第三幕 トックン③

「ふふっ……あっはっは!」

「わ、笑わないでくださいよ……!」


 昨夜の大散髪事件の顛末を聞いた晶洞は、初めはこらえていたが、ついには思い切り笑い始めた。その中心人物である健生は耳まで真っ赤だ。


「す、すいません……! いえ、毛だらけになった健生君が見れなくて残念です……くくっ」

「と、とにかく! 俺の考えた方向性って間違いじゃないですよね?」


 まだ笑い続ける師匠に対して、健生は本題を叩きつける。

 健生の問いかけを聞いて、晶洞はようやく笑いを収めたようだ。トレンチコートのポケットに手を突っ込んで、弟子の質問に答えてみせる。


「まあ、間違ってはいませんね。ただ、健生君も気にしているように、一気に体を変異させるのはまだ暴発の恐れがありますから。それは追い追いでもいいと思いますよ。私はそれより、健生君が敵の動きに反応、対処できていないことが気になりますが?」

「え?」

「はい、それでは今日の特訓を始めますよ!」

「はっ、はい!」


(ひょっとして、今、ヒントをくれた?)

 

 何かひらめきそうな予感はしつつも、晶洞の声掛けでそれは後回しになった。

 ちなみに、この日も健生はコテンパンにされてしまうのだった。



(絶対に何かのヒントだったんだよなあ……)

 

 その日の夜、健生は疲れ切った体に鞭打って机に向かっていた。


『私はそれより、健生君が敵の動きに反応、対処できていないことが気になりますが?』


 この言葉が訓練中も離れず、初日よりもボコボコにされてしまう始末だ。今日中にこの疑問は解決しておいた方がいいだろう。

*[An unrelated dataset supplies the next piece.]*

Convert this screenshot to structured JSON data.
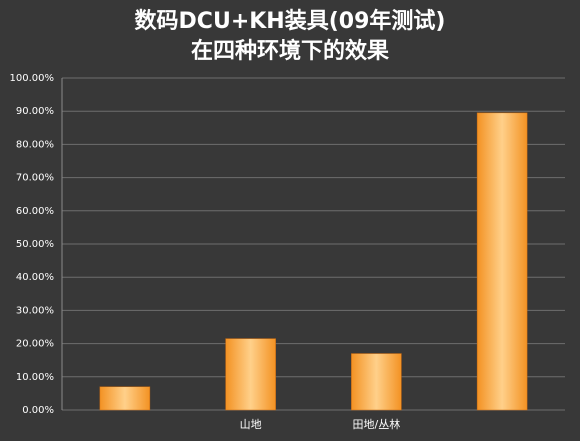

(俺は戦闘経験ほとんどないし、晶洞さんクラスの強い人達に対応できるわけないんだよなあ……どうすべきか……)

 

 大きく変異させた手でペンを遊ばせながら、健生は特訓ノートを見返す。そこには、晶洞から言われた課題と、それへの対応策が書いてあった。それらをじっと見ていると、健生はあることに気づく。


(ん? 待てよ……)

 

 一番上に書いてあった一つ目の課題、『能力を使って即座に対応すること』と、先ほど追加した『敵の動きに反応、対処すること』の二つが、健生の中で結びつく。


(素の実力で張り合えないなら、能力を使って張り合えるようにすればいいんだ……!)

 

 ここから、健生の脳みそがフル回転し始める。

 まずは、晶洞に劣っている自分の要素をどんどん書き出していった。戦闘経験、瞬発力、反射神経、持久力、集中力……キリがない。だが、健生の能力は細胞操作、言ってしまえば、自分の体を自由に作り変える能力だ。

 

(経験と集中力はどうしようもないけど……瞬発力と反射神経なら何とかなるぞ!)


 今度はスマホを取り出して、体の機能や構造について調べ始める。やりたいことはあっても、そのやり方が分からないと意味がない。


(えっと……つまり、神経が活発になることがどっちにも必要ってことか……? いや、多分それだけじゃなくて、反射についていける筋肉も必要で……けど全身の変異は難しいから……腕の筋肉だけ変異させる? いや、それじゃ晶洞さんの動きについていけない……だったら……脚? となると、作戦は……)


 健生の学校の成績は下の中である。だが、それは長い入院生活で小学校に満足に通えなかったことによるものだ。地頭や頭の回転、思考の柔軟性においては、非常に優れた素質を持っている。本人以外の周囲の人間は、この事実にしっかりと気づいていた。もちろん、彼の師匠も。晶洞は彼の素質、そして努力を信じて、今回のヒントを出したのだった。

 一度回り始めた思考はとどまることを知らない。ある種の高揚感を覚えながら、健生はノートに文字をどんどん書きなぐっていくのだった。


 それからしばらくして。


「お兄様~? 温かいお茶を入れましてよ~。……お兄様? 入りますわよ?」

 

 健生の様子を気にした恋羽が部屋に入ってきた。そこには、机に突っ伏して眠る健生の姿があった。彼の下には、努力の結晶ともいえるノートがちらりと見えていた。

 

(お兄様……頑張っていらっしゃるのね……)

 

 恋羽は毛布を健生の肩にかける。

 

(わたくしも……わたくしも、お兄様の力になりたいわ……)

 

 恋羽は、自宅に脅迫文が大量に送られてきたときを思い出す。あのとき吹き荒れた、竜巻のような暴風に恋羽は心当たりがあった。

 

(……守られてばかりではいけないわ、恋羽! わたくしにもできることをするのですわ!)

 

 そう心に決め、恋羽は自室に戻っていった。全ては、とある人物に連絡を取るためだった。

 机の上に置いたお茶は、すっかり冷え切っていた。